The requirement of filing a Rule 50(b) motion after the entry of judgment is well known. The Supreme Court decided Unitherm nearly two years before this trial. Indeed, as early as 1947 the Supreme Court noted that "[i]n the absence of a Rule 50(b) motion, an "appellate court [is] without power to direct the District Court to enter judgment contrary to the one it had permitted to stand." Cone v. W. Va. Pulp Paper Co., 330 U.S. 212, 218, 67 S.Ct. 752, 91 L.Ed. 849 (1947). "This requirement of a timely application for judgment after verdict is not an idle motion" but "an essential part of the rule, firmly grounded in principles of fairness." Johnson v.

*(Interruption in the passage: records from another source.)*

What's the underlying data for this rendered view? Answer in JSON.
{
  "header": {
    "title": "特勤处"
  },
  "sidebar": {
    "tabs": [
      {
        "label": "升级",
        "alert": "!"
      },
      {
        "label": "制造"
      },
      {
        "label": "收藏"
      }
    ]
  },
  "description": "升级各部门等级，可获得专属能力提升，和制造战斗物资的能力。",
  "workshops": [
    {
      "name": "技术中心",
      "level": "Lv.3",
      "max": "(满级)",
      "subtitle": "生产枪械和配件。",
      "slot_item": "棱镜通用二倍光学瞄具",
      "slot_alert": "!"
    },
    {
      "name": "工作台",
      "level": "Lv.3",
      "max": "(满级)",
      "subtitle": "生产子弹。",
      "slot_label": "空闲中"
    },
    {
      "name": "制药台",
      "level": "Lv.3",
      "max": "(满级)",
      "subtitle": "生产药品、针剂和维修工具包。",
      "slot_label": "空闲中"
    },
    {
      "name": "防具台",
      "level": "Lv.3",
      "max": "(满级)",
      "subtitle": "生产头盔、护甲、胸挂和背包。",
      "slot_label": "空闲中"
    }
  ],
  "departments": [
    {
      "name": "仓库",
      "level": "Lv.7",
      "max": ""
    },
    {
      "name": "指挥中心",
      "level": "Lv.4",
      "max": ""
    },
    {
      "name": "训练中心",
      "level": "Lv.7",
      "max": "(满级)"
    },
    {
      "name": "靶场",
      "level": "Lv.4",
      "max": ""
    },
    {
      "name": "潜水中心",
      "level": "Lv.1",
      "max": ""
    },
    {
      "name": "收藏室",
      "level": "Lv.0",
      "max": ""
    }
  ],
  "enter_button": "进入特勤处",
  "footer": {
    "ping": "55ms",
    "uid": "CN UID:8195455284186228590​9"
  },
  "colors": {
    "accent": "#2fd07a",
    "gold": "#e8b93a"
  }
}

N.Y., N.H. H.R. Co., 344 U.S. 48, 53, 73 S.Ct. 125, 97 L.Ed. 77 (1952). "Rule 50(b) was designed to provide a precise plan to end the prevailing confusion about directed verdicts and motions for judgments notwithstanding verdicts." Id. at 52, 73 S.Ct. 125. "The rule carefully sets out the steps and procedures to be followed by the parties as a prerequisite to the entry of judgments notwithstanding an adverse jury verdict." Id. at 51, 73 S.Ct. 125. The court did not direct AT T not to file a Rule 50(b) motion after the entry of the judgment, and the law was well established that AT T was required to do so to preserve the issue for appeal.

III. CONCLUSION

We conclude that AT T's failure to file a Rule 50(b) motion after the entry of judgment leaves us without a basis to review AT T's sufficiency of the evidence challenges.